Jaspal Dhani, chief executive of the United Kingdom Disabled People’s Council, said the lack of communication about its work meant Equality 2025 risked becoming “invisible”, making it difficult for disabled people and DPOs to trust.
Jade stressed that Equality 2025 had never claimed to represent DPOs and that although many of its members had been grassroots campaigners, it was a non-departmental public body whose role was to advise government.
She said much of their work had to remain confidential to protect relationships with the government departments they advised on developing policies.
Another member of Equality 2025 said the need for confidentiality was “very frustrating” because “it looks like we do nothing, when in fact we have given vital advice to government on really key issues”.
Equality 2025 is advising the government on plans to set up a “network of networks” of disabled people to monitor the implementation of its independent living strategy, which Jade hoped would play a part in bringing about change.

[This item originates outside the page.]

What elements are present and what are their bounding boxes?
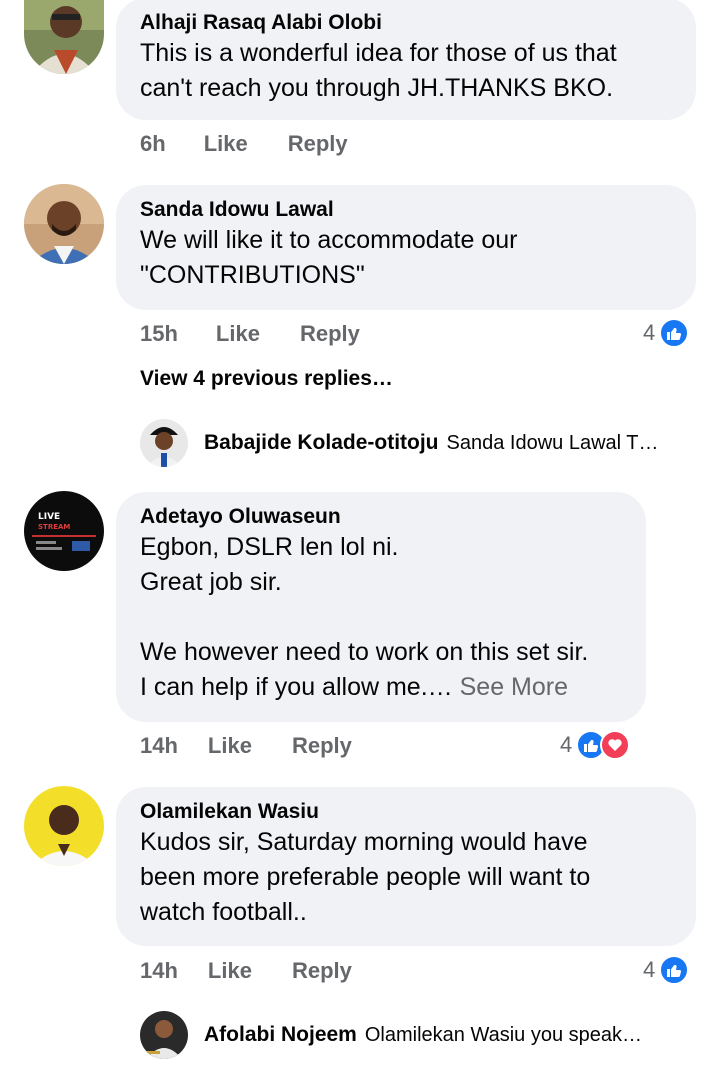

She said a smaller Equality 2025 would mean the loss of “some very good thinkers and communicators” but was “confident that the quality of the advice that we give to government will not be downgraded in any way”.
She added: “If I didn’t believe in the work that Equality 2025 was doing I would be the first to resign.
“But I believe that our remit and that the work that we are doing is very definitely in the best interests of the majority of disabled people.”